Verveer PJ, Swoger J, Pampaloni F, Greger K, Marcello M, Stelzer EH. High-resolution three-dimensional imaging of large specimens with light sheet-based microscopy. Nature Methods. 2007;4:311–313. [PubMed]
Single-plane illumination microscopy (SPIM) is a new method of optical sectioning in which the sample is illuminated with a sheet of light, and only the plane that is in focus is illuminated, thus minimizing photo-damage and permitting the acquisition of many planes in the sample for three-dimensional imaging. In this paper, a deconvolution algorithm for use with SPIM is reported with which three-dimensional spatial resolution exceeding that of confocal fluorescence microscopy is achieved in large samples. The technique is used for rapid imaging of living specimens embedded in agar. Specimens can be large, including whole organisms and multicellular specimens produced by three-dimensional cell culture.
Dodt H-U, Leischner U, Schierloh A, Jährling N, Mauch CP, Deininger K, Deussing JM, Eder M, Zieglgänsberger W, Becker K. Ultramicroscopy: Three-dimensional visualization of neuronal networks in the whole mouse brain.

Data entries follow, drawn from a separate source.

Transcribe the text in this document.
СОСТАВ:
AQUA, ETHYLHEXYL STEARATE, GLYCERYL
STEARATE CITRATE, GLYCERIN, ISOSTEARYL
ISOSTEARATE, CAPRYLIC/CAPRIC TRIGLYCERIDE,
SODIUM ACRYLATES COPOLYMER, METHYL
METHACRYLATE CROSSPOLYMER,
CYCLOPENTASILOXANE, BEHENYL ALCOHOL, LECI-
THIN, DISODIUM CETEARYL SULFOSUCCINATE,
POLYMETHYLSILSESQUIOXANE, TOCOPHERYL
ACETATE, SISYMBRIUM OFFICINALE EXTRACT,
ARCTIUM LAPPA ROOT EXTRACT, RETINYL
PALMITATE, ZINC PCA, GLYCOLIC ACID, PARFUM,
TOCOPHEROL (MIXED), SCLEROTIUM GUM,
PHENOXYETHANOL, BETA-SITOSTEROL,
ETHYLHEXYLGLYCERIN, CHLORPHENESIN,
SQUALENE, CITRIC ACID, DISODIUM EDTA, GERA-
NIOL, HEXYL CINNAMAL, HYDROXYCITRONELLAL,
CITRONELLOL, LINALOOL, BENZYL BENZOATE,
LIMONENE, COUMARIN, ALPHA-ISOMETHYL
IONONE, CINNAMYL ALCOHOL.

Nature Methods. 2007;4:331–336. [PubMed]
A fixing method is described that permits light sheet illumination to be used for imaging opaque specimens such as mouse brain. The specimen is immersed in a medium with the same refractive index as protein, rendering the refractive index of intracellular structures the same as that of extracellular structures. This minimizes light scattering, and when no absorption also occurs, the specimen becomes transparent. Specimens as large as 2 cm can be cleared. Mouse embryos and the brains of mice up to postnatal day 10 are rendered completely transparent, allowing three-dimensional imaging with micrometer resolution.